The engine will download the embedding model on first start (~90MB) and load it onto the GPU. Check readiness:
```bash
curl http://localhost:8000/api/v1/health
# {"status": "healthy"}
```
### 2. Install the client
**From a release** (recommended):
Check [releases](https://gitea.dcglab.co.uk/steve/kb/releases) for the latest client tag, then:
```bash
# Set the version tag
TAG=client-v2.1.0
# Linux (amd64)
curl -L -o kb https://gitea.dcglab.co.uk/steve/kb/releases/download/${TAG}/kb-linux-amd64
# Linux (arm64)
curl -L -o kb https://gitea.dcglab.co.uk/steve/kb/releases/download/${TAG}/kb-linux-arm64
# macOS (Apple Silicon)
curl -L -o kb https://gitea.dcglab.co.uk/steve/kb/releases/download/${TAG}/kb-darwin-arm64
# macOS (Intel)
curl -L -o kb https://gitea.dcglab.co.uk/steve/kb/releases/download/${TAG}/kb-darwin-amd64
# Then install
chmod +x kb
sudo mv kb /usr/local/bin/
```
See [DEVELOPER.md](DEVELOPER.md) to build the client from source.
### 3. Configure the client
The client works with zero configuration if the engine is on localhost:8000. To customise, create `~/.kb/client.yaml`:
```yaml
engine_url: http://localhost:8000
api_key: ""
default_format: human
```
Override via environment variables (`KB_ENGINE_URL`, `KB_API_KEY`) or CLI flags (`--engine`, `--api-key`, `--format`).
### 4. Use it
```bash
# Add notes
kb addnote "Always restart nginx after config changes"
kb addnote "Server room is building 3, floor 2" --tags ops
# Add files (async — uploads and exits immediately)
kb addfile ~/docs/manual.pdf --tags admin
kb addfile ~/notes/ --recursive
# Check ingestion progress
kb jobs
# Search
kb search "how to install git"
kb search "deploy process" --tags ops --type pdf
# Manage
kb list
kb info 1
kb tags
kb tag 1 --add important
kb export 1 -o manual.pdf # download original file
kb remove 3 --yes
kb status
```
## How it works
- **Ingestion**: Files are uploaded to the engine and queued for async processing.
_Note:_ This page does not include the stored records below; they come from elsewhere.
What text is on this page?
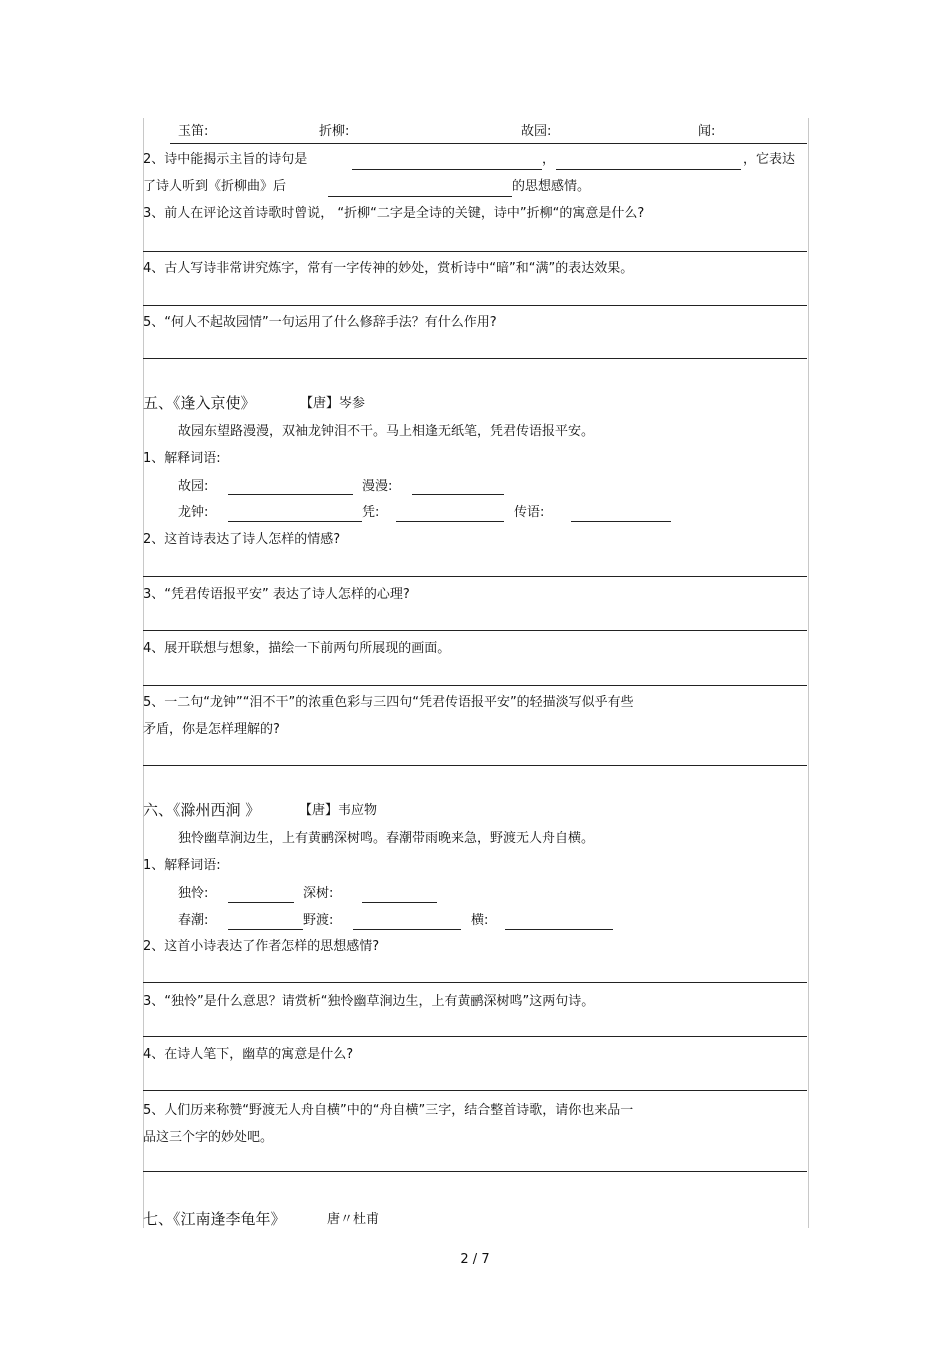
玉笛:	折柳:	故园:	闻:
2、诗中能揭示主旨的诗句是	，	，它表达
了诗人听到《折柳曲》后	的思想感情。
3、前人在评论这首诗歌时曾说， “折柳“二字是全诗的关键，诗中”折柳“的寓意是什么?
4、古人写诗非常讲究炼字，常有一字传神的妙处，赏析诗中“暗”和“满”的表达效果。
5、“何人不起故园情”一句运用了什么修辞手法？有什么作用?
五、《逢入京使》	【唐】岑参
故园东望路漫漫，双袖龙钟泪不干。马上相逢无纸笔，凭君传语报平安。
1、解释词语:
故园:	漫漫:
龙钟:	凭:	传语:
2、这首诗表达了诗人怎样的情感?
3、“凭君传语报平安” 表达了诗人怎样的心理?
4、展开联想与想象，描绘一下前两句所展现的画面。
5、一二句“龙钟”“泪不干”的浓重色彩与三四句“凭君传语报平安”的轻描淡写似乎有些
矛盾，你是怎样理解的?
六、《滁州西涧 》	【唐】韦应物
独怜幽草涧边生，上有黄鹂深树鸣。春潮带雨晚来急，野渡无人舟自横。
1、解释词语:
独怜:	深树:
春潮:	野渡:	横:
2、这首小诗表达了作者怎样的思想感情?
3、“独怜”是什么意思？请赏析“独怜幽草涧边生，上有黄鹂深树鸣”这两句诗。
4、在诗人笔下，幽草的寓意是什么?
5、人们历来称赞“野渡无人舟自横”中的“舟自横”三字，结合整首诗歌，请你也来品一
品这三个字的妙处吧。
七、《江南逢李龟年》	唐〃杜甫
2 / 7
The engine chunks documents (PDFs via Docling, markdown by headers, code by AST/functions, notes as whole text), generates embeddings on GPU, and stores everything in SQLite.
- **Search**: Hybrid retrieval combining BM25 keyword scoring (FTS5) and vector similarity (sqlite-vec), merged via Reciprocal Rank Fusion. Sub-100ms with a warm model.
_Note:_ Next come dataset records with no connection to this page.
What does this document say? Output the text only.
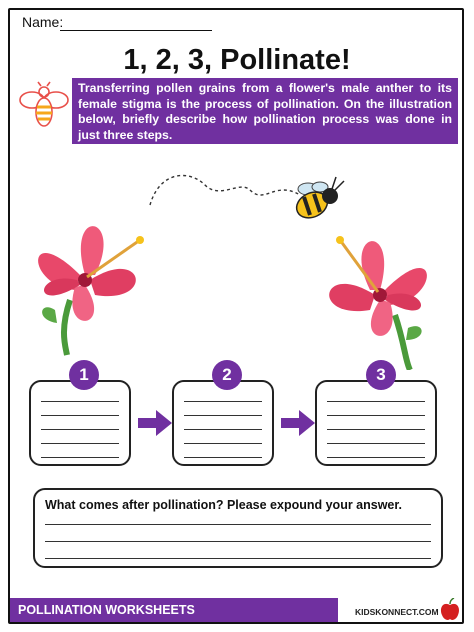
Name:
1, 2, 3, Pollinate!
Transferring pollen grains from a flower's male anther to its female stigma is the process of pollination. On the illustration below, briefly describe how pollination process was done in just three steps.
1	2	3
What comes after pollination? Please expound your answer.
POLLINATION WORKSHEETS	KIDSKONNECT.COM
- **Output**: JSON (for scripts/LLM tool use) or human-readable terminal format. Use `--format json` on any command.
## Engine configuration
The engine is configured via environment variables (set in the compose file or via `docker compose` CLI):
| Variable | Default | Description |
|---|---|---|
| `KB_DATA_DIR` | `/data` | Data directory inside the container (bind-mounted) |
| `KB_MODEL` | `all-MiniLM-L6-v2` | HuggingFace embedding model name |
| `KB_DEVICE` | `auto` | Embedding/search device: `auto`, `cpu`, or `cuda` |
| `KB_INGEST_DEVICE` | `auto` | Docling layout detection device: `auto`, `cpu`, or `cuda` |
| `KB_API_KEY` | (none) | Optional Bearer token for API authentication |
| `KB_SEARCH_THRESHOLD` | `0.01` | Minimum score for search results (filters noise) |
| `KB_PORT` | `8000` | Port to expose |
| `KB_HOST` | `0.0.0.0` | Host to bind to |
| `HF_HUB_OFFLINE` | (none) | Set to `1` to prevent model downloads (use cached only) |
| `KB_DATA_PATH` | `./data` | Host path for bind mount (compose variable, not used by engine) |
## Data portability
The data directory contains everything: SQLite database, model cache, and staging files. To migrate between hosts:
```bash
# On source host
rsync -a ~/kb-data/ user@target:/home/user/kb-data/
# On target host
KB_DATA_PATH=~/kb-data docker compose -f compose.nvidia.yaml up -d
```
Data is GPU-vendor-agnostic — you can ingest on NVIDIA and serve from AMD (or vice versa) with the same data directory.
## Claude Code skill
This tool is designed to be wrapped as a Claude Code skill. See `SKILL.md` for the skill definition.